Phillip Schofield has been a part of all of our TV experiences going back to the 1990s and Gordon the Gofer. I remember taking my Mum to see ‘Joseph and his Amazing Technicolour Raincoat’ in which Schofield was playing Joseph. We were disappointed it wasn’t Jason Donovan, to be honest.

I was never a regular viewer of morning television or ‘The Cube’, but whenever I saw him on TV I could see he had a real talent for presenting. The only time I ever appeared on ‘This Morning’ Eamonn Holmes was presenting, so I don’t think I have ever met him. However, I did hear rumours that he could be difficult to get along with and a bit grand. That’s not unusual in the world of TV.

When it emerged that he had been having a relationship with a young former ITV employee, I didn’t share in the shock of most other people. The young guy in question was not under-age and these sort of relationships can happen. Many people disapprove of relationships which have a big age gap, especially if it is between two men – less so if it’s an older man and a younger woman, it has to be said. From all the accounts I have read, it didn’t simply seem to be about a one off shag. There appeared to be genuine feelings between the two of them.

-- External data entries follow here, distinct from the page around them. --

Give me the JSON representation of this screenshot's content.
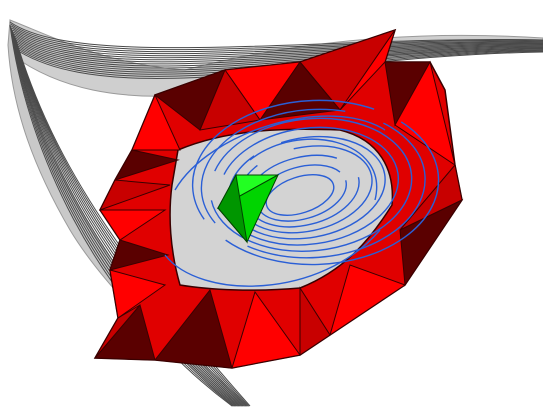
{
  "scene": {
    "background": "#ffffff",
    "colors": {
      "surface_fill": "#c9c9c9",
      "surface_line": "#4a4a4a",
      "wall_red": "#ff0000",
      "wall_mid": "#c80000",
      "wall_dark": "#5a0000",
      "wall_edge": "#3a0000",
      "stream_blue": "#2a5fd6",
      "solid_green": "#00ff00",
      "solid_green_dark": "#007a00"
    },
    "objects": [
      "grey-sheet-surface",
      "red-block-ring",
      "blue-streamlines",
      "green-tetrahedron"
    ]
  }
}
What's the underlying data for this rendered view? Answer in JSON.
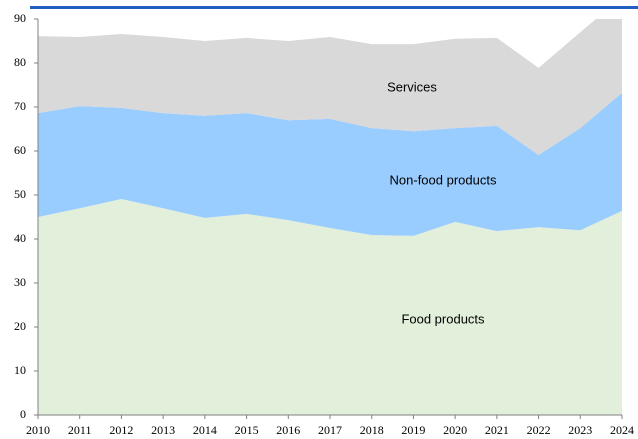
{
  "chart_data": {
    "type": "stacked_area",
    "categories": [
      "2010",
      "2011",
      "2012",
      "2013",
      "2014",
      "2015",
      "2016",
      "2017",
      "2018",
      "2019",
      "2020",
      "2021",
      "2022",
      "2023",
      "2024"
    ],
    "series": [
      {
        "name": "Food products",
        "color": "#e2efda",
        "values": [
          45.0,
          47.0,
          49.1,
          47.0,
          44.8,
          45.7,
          44.3,
          42.5,
          40.9,
          40.7,
          43.9,
          41.8,
          42.7,
          42.0,
          46.4
        ]
      },
      {
        "name": "Non-food products",
        "color": "#99ccff",
        "values": [
          23.6,
          23.2,
          20.7,
          21.6,
          23.2,
          22.9,
          22.7,
          24.8,
          24.3,
          23.8,
          21.3,
          23.9,
          16.4,
          23.2,
          26.8
        ]
      },
      {
        "name": "Services",
        "color": "#d9d9d9",
        "values": [
          17.5,
          15.7,
          16.8,
          17.3,
          17.0,
          17.1,
          18.0,
          18.6,
          19.1,
          19.8,
          20.3,
          20.0,
          19.8,
          21.8,
          21.8
        ]
      }
    ],
    "ylim": [
      0,
      90
    ],
    "yticks": [
      0,
      10,
      20,
      30,
      40,
      50,
      60,
      70,
      80,
      90
    ]
  }
}
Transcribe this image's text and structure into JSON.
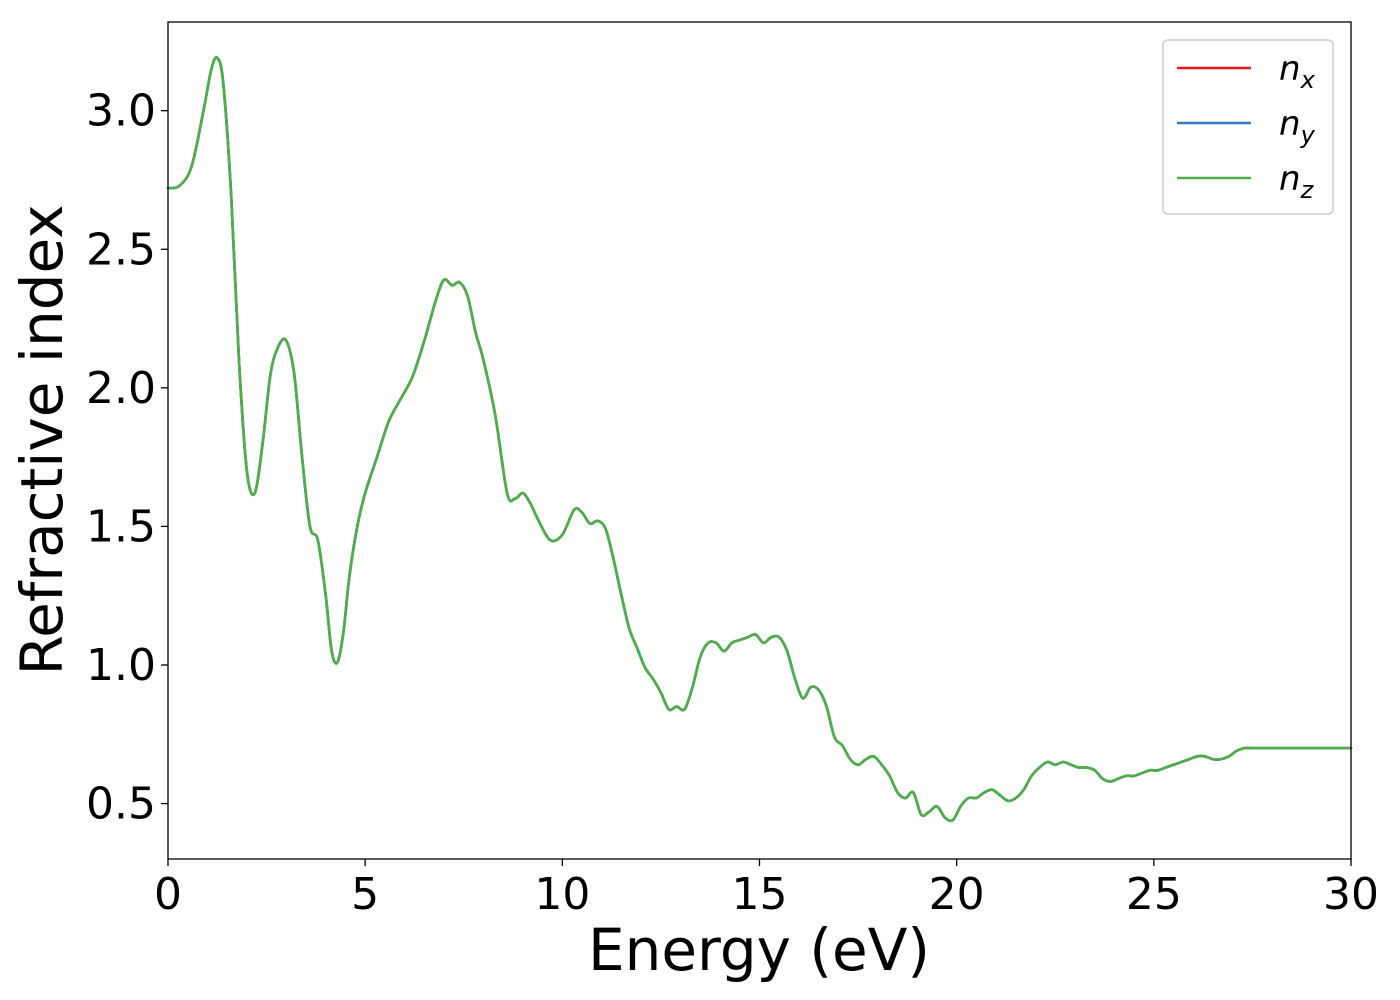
{
  "chart_data": {
    "type": "line",
    "title": "",
    "xlabel": "Energy (eV)",
    "ylabel": "Refractive index",
    "xlim": [
      0,
      30
    ],
    "ylim": [
      0.3,
      3.32
    ],
    "xticks": [
      0,
      5,
      10,
      15,
      20,
      25,
      30
    ],
    "xtick_labels": [
      "0",
      "5",
      "10",
      "15",
      "20",
      "25",
      "30"
    ],
    "yticks": [
      0.5,
      1.0,
      1.5,
      2.0,
      2.5,
      3.0
    ],
    "ytick_labels": [
      "0.5",
      "1.0",
      "1.5",
      "2.0",
      "2.5",
      "3.0"
    ],
    "grid": false,
    "legend_position": "top-right",
    "x": [
      0,
      0.3,
      0.6,
      0.9,
      1.1,
      1.25,
      1.4,
      1.6,
      1.8,
      2.0,
      2.2,
      2.4,
      2.6,
      2.8,
      3.0,
      3.2,
      3.4,
      3.6,
      3.8,
      4.0,
      4.15,
      4.3,
      4.45,
      4.6,
      4.8,
      5.0,
      5.3,
      5.6,
      5.9,
      6.2,
      6.5,
      6.8,
      7.0,
      7.2,
      7.4,
      7.6,
      7.8,
      8.0,
      8.3,
      8.6,
      8.8,
      9.0,
      9.2,
      9.4,
      9.7,
      10.0,
      10.3,
      10.5,
      10.7,
      10.9,
      11.1,
      11.3,
      11.5,
      11.7,
      11.9,
      12.1,
      12.3,
      12.5,
      12.7,
      12.9,
      13.1,
      13.3,
      13.5,
      13.7,
      13.9,
      14.1,
      14.3,
      14.5,
      14.7,
      14.9,
      15.1,
      15.3,
      15.5,
      15.7,
      15.9,
      16.1,
      16.3,
      16.5,
      16.7,
      16.9,
      17.1,
      17.3,
      17.5,
      17.7,
      17.9,
      18.1,
      18.3,
      18.5,
      18.7,
      18.9,
      19.1,
      19.3,
      19.5,
      19.7,
      19.9,
      20.1,
      20.3,
      20.5,
      20.7,
      20.9,
      21.1,
      21.3,
      21.5,
      21.7,
      21.9,
      22.1,
      22.3,
      22.5,
      22.7,
      22.9,
      23.1,
      23.3,
      23.5,
      23.7,
      23.9,
      24.1,
      24.3,
      24.5,
      24.7,
      24.9,
      25.1,
      25.3,
      25.5,
      25.7,
      25.9,
      26.1,
      26.3,
      26.5,
      26.7,
      26.9,
      27.1,
      27.3,
      27.5,
      27.7,
      27.9,
      28.1,
      28.3,
      28.5,
      28.7,
      28.9,
      29.1,
      29.3,
      29.5,
      29.7,
      30.0
    ],
    "series": [
      {
        "name": "n_x",
        "color": "#e41a1c",
        "values": [
          2.72,
          2.73,
          2.8,
          3.0,
          3.15,
          3.19,
          3.1,
          2.7,
          2.1,
          1.7,
          1.62,
          1.8,
          2.05,
          2.15,
          2.17,
          2.05,
          1.75,
          1.5,
          1.45,
          1.25,
          1.05,
          1.01,
          1.12,
          1.32,
          1.5,
          1.62,
          1.75,
          1.88,
          1.96,
          2.04,
          2.17,
          2.32,
          2.39,
          2.37,
          2.38,
          2.33,
          2.2,
          2.1,
          1.9,
          1.62,
          1.6,
          1.62,
          1.58,
          1.52,
          1.45,
          1.47,
          1.56,
          1.55,
          1.51,
          1.52,
          1.49,
          1.38,
          1.25,
          1.13,
          1.06,
          0.99,
          0.95,
          0.9,
          0.84,
          0.85,
          0.84,
          0.92,
          1.03,
          1.08,
          1.08,
          1.05,
          1.08,
          1.09,
          1.1,
          1.11,
          1.08,
          1.1,
          1.1,
          1.05,
          0.95,
          0.88,
          0.92,
          0.91,
          0.85,
          0.74,
          0.71,
          0.66,
          0.64,
          0.66,
          0.67,
          0.64,
          0.6,
          0.54,
          0.52,
          0.54,
          0.46,
          0.47,
          0.49,
          0.45,
          0.44,
          0.49,
          0.52,
          0.52,
          0.54,
          0.55,
          0.53,
          0.51,
          0.52,
          0.55,
          0.6,
          0.63,
          0.65,
          0.64,
          0.65,
          0.64,
          0.63,
          0.63,
          0.62,
          0.59,
          0.58,
          0.59,
          0.6,
          0.6,
          0.61,
          0.62,
          0.62,
          0.63,
          0.64,
          0.65,
          0.66,
          0.67,
          0.67,
          0.66,
          0.66,
          0.67,
          0.69,
          0.7,
          0.7,
          0.7,
          0.7,
          0.7,
          0.7,
          0.7,
          0.7,
          0.7,
          0.7,
          0.7,
          0.7,
          0.7,
          0.7
        ]
      },
      {
        "name": "n_y",
        "color": "#377eb8",
        "values": [
          2.72,
          2.73,
          2.8,
          3.0,
          3.15,
          3.19,
          3.1,
          2.7,
          2.1,
          1.7,
          1.62,
          1.8,
          2.05,
          2.15,
          2.17,
          2.05,
          1.75,
          1.5,
          1.45,
          1.25,
          1.05,
          1.01,
          1.12,
          1.32,
          1.5,
          1.62,
          1.75,
          1.88,
          1.96,
          2.04,
          2.17,
          2.32,
          2.39,
          2.37,
          2.38,
          2.33,
          2.2,
          2.1,
          1.9,
          1.62,
          1.6,
          1.62,
          1.58,
          1.52,
          1.45,
          1.47,
          1.56,
          1.55,
          1.51,
          1.52,
          1.49,
          1.38,
          1.25,
          1.13,
          1.06,
          0.99,
          0.95,
          0.9,
          0.84,
          0.85,
          0.84,
          0.92,
          1.03,
          1.08,
          1.08,
          1.05,
          1.08,
          1.09,
          1.1,
          1.11,
          1.08,
          1.1,
          1.1,
          1.05,
          0.95,
          0.88,
          0.92,
          0.91,
          0.85,
          0.74,
          0.71,
          0.66,
          0.64,
          0.66,
          0.67,
          0.64,
          0.6,
          0.54,
          0.52,
          0.54,
          0.46,
          0.47,
          0.49,
          0.45,
          0.44,
          0.49,
          0.52,
          0.52,
          0.54,
          0.55,
          0.53,
          0.51,
          0.52,
          0.55,
          0.6,
          0.63,
          0.65,
          0.64,
          0.65,
          0.64,
          0.63,
          0.63,
          0.62,
          0.59,
          0.58,
          0.59,
          0.6,
          0.6,
          0.61,
          0.62,
          0.62,
          0.63,
          0.64,
          0.65,
          0.66,
          0.67,
          0.67,
          0.66,
          0.66,
          0.67,
          0.69,
          0.7,
          0.7,
          0.7,
          0.7,
          0.7,
          0.7,
          0.7,
          0.7,
          0.7,
          0.7,
          0.7,
          0.7,
          0.7,
          0.7
        ]
      },
      {
        "name": "n_z",
        "color": "#4daf4a",
        "values": [
          2.72,
          2.73,
          2.8,
          3.0,
          3.15,
          3.19,
          3.1,
          2.7,
          2.1,
          1.7,
          1.62,
          1.8,
          2.05,
          2.15,
          2.17,
          2.05,
          1.75,
          1.5,
          1.45,
          1.25,
          1.05,
          1.01,
          1.12,
          1.32,
          1.5,
          1.62,
          1.75,
          1.88,
          1.96,
          2.04,
          2.17,
          2.32,
          2.39,
          2.37,
          2.38,
          2.33,
          2.2,
          2.1,
          1.9,
          1.62,
          1.6,
          1.62,
          1.58,
          1.52,
          1.45,
          1.47,
          1.56,
          1.55,
          1.51,
          1.52,
          1.49,
          1.38,
          1.25,
          1.13,
          1.06,
          0.99,
          0.95,
          0.9,
          0.84,
          0.85,
          0.84,
          0.92,
          1.03,
          1.08,
          1.08,
          1.05,
          1.08,
          1.09,
          1.1,
          1.11,
          1.08,
          1.1,
          1.1,
          1.05,
          0.95,
          0.88,
          0.92,
          0.91,
          0.85,
          0.74,
          0.71,
          0.66,
          0.64,
          0.66,
          0.67,
          0.64,
          0.6,
          0.54,
          0.52,
          0.54,
          0.46,
          0.47,
          0.49,
          0.45,
          0.44,
          0.49,
          0.52,
          0.52,
          0.54,
          0.55,
          0.53,
          0.51,
          0.52,
          0.55,
          0.6,
          0.63,
          0.65,
          0.64,
          0.65,
          0.64,
          0.63,
          0.63,
          0.62,
          0.59,
          0.58,
          0.59,
          0.6,
          0.6,
          0.61,
          0.62,
          0.62,
          0.63,
          0.64,
          0.65,
          0.66,
          0.67,
          0.67,
          0.66,
          0.66,
          0.67,
          0.69,
          0.7,
          0.7,
          0.7,
          0.7,
          0.7,
          0.7,
          0.7,
          0.7,
          0.7,
          0.7,
          0.7,
          0.7,
          0.7,
          0.7
        ]
      }
    ],
    "legend": [
      {
        "symbol": "n",
        "subscript": "x",
        "color": "#e41a1c"
      },
      {
        "symbol": "n",
        "subscript": "y",
        "color": "#377eb8"
      },
      {
        "symbol": "n",
        "subscript": "z",
        "color": "#4daf4a"
      }
    ]
  }
}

Schofield’s big mistake was to not acknowledge the power imbalance. We now know of so many scandals where a person in power has used that power to sexually exploit a more junior person. On the evidence I have seen, I do not believe that is what happened here, but perception is the mother of reality.

My conclusions from this sorry tale are that him doing this Channel 5 programme was unwise. Watching it, I feel less sympathetic to him that I did before. His subsequent lashing out at Holly Willougby and others may have been heartfelt, but they were unedifying. He believes they ‘threw him under a bus’. It’s his way of excusing his behaviour. No one threw him under a bus except himself.

Having said that, I don’t believe his ‘crime’ was enough to lose him his entire career, even if I can see why his days at ‘This Morning’ had to be numbered. But at the moment, there doesn’t appear to be a way back.

In the second episode of ‘Cast Away’ Schofield more than hints that the programme would be his last and that it was time to move on and do something else. I don’t believe that for a moment.

Television invented him. It also spat him out. But my bet is, we haven’t seen the last of Philip Schofield on our screens.  

As a society, surely we need to have a discussion about why Al Pacino having a child at the age of 84 with a 29 year old woman is more acceptable than a gay may of around 60 having a relationship with an 18 year old. And I’m not talking about myself, I hasten to add!  But it does indicate how our societal values are sometimes both warped and hypocritical.

It's similar to how newspapers give far more coverage to a female teacher having a sexual relationship with a sixth former than a male one. And the very same people who can’t see an issue with a 16 year old lad having sex with a 35 year old female teacher, will have a very different attitude to a 16 year old girl doing the same with a 35 year old male.

But the issue is the same as with Schofield. It’s not so much the age gap, it’s the power dynamic. And everyone should be more aware of that phenomenon in the workplace.